Invalid / Corner Shape
Empty collections, zeros, or disconnected structures
Handle special-case structure before the core algorithm path.
Step 05

Full Annotated Code

Source-backed implementations are provided below for direct study and interview prep.

// Accepted solution for LeetCode #2715: Timeout Cancellation
// Auto-generated Java example from ts.
class Solution {
    public void exampleSolution() {
    }
}
// Reference (ts):
// // Accepted solution for LeetCode #2715: Timeout Cancellation
// function cancellable(fn: Function, args: any[], t: number): Function {
//     const timer = setTimeout(() => fn(...args), t);
//     return () => {
//         clearTimeout(timer);
//     };
// }
// 
// /**
//  *  const result = []
//  *
//  *  const fn = (x) => x * 5
//  *  const args = [2], t = 20, cancelT = 50
//  *
//  *  const start = performance.now()
//  *
//  *  const log = (...argsArr) => {
//  *      const diff = Math.floor(performance.now() - start);
//  *      result.push({"time": diff, "returned": fn(...argsArr))
//  *  }
//  *
//  *  const cancel = cancellable(log, args, t);
//  *
//  *  const maxT = Math.max(t, cancelT)
//  *
//  *  setTimeout(() => {
//  *     cancel()
//  *  }, cancelT)
//  *
//  *  setTimeout(() => {
//  *     console.log(result) // [{"time":20,"returned":10}]
//  *  }, maxT + 15)
//  */
Step 06

Interactive Study Demo

Use this to step through a reusable interview workflow for this problem.
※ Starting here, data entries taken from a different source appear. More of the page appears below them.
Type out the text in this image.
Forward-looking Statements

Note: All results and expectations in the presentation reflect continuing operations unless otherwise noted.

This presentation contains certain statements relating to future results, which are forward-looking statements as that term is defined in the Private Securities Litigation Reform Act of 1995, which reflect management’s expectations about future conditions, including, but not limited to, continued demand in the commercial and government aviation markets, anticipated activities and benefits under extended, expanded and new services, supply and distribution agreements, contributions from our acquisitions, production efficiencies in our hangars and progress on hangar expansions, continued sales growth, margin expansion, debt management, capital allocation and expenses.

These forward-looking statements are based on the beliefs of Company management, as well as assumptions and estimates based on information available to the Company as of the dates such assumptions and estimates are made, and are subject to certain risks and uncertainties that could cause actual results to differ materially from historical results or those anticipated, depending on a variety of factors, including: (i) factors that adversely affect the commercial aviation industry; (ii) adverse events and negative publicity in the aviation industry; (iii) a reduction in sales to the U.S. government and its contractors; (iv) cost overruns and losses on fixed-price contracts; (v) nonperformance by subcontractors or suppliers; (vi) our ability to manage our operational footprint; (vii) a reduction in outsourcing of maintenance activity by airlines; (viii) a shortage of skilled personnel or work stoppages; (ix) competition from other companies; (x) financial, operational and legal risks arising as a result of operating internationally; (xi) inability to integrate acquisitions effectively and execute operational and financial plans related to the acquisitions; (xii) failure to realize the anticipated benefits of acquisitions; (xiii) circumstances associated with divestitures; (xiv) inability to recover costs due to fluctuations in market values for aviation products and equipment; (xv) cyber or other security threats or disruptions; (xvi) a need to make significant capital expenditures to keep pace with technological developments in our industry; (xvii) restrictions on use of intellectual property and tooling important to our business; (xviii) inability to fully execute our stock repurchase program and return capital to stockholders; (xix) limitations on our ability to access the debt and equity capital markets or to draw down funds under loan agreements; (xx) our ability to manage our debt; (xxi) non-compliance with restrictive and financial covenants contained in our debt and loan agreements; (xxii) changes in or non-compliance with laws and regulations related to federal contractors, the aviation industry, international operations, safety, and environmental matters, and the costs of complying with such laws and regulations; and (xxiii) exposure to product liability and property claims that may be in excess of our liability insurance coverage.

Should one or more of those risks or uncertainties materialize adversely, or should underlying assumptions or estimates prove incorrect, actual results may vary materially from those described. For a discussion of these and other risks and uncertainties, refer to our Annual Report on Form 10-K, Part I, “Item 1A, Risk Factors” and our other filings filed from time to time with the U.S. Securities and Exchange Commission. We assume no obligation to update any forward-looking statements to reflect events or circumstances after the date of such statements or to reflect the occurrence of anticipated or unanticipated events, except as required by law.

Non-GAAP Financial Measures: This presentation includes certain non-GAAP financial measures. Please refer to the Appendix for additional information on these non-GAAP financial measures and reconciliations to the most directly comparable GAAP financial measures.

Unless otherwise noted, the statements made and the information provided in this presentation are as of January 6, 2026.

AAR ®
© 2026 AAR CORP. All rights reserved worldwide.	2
Press Step or Run All to begin.
Step 07

Complexity Analysis

Time
O(n)
Space
O(1)

Approach Breakdown

BRUTE FORCE
O(n²) time
O(1) space

Two nested loops check every pair or subarray. The outer loop fixes a starting point, the inner loop extends or searches. For n elements this gives up to n²/2 operations. No extra space, but the quadratic time is prohibitive for large inputs.

OPTIMIZED
O(n) time
O(1) space

Most array problems have an O(n²) brute force (nested loops) and an O(n) optimal (single pass with clever state tracking). The key is identifying what information to maintain as you scan: a running max, a prefix sum, a hash map of seen values, or two pointers.

Shortcut: If you are using nested loops on an array, there is almost always an O(n) solution. Look for the right auxiliary state.
Coach Notes

Common Mistakes

Review these before coding to avoid predictable interview regressions.

Off-by-one on range boundaries

Wrong move: Loop endpoints miss first/last candidate.

Usually fails on: Fails on minimal arrays and exact-boundary answers.

Fix: Re-derive loops from inclusive/exclusive ranges before coding.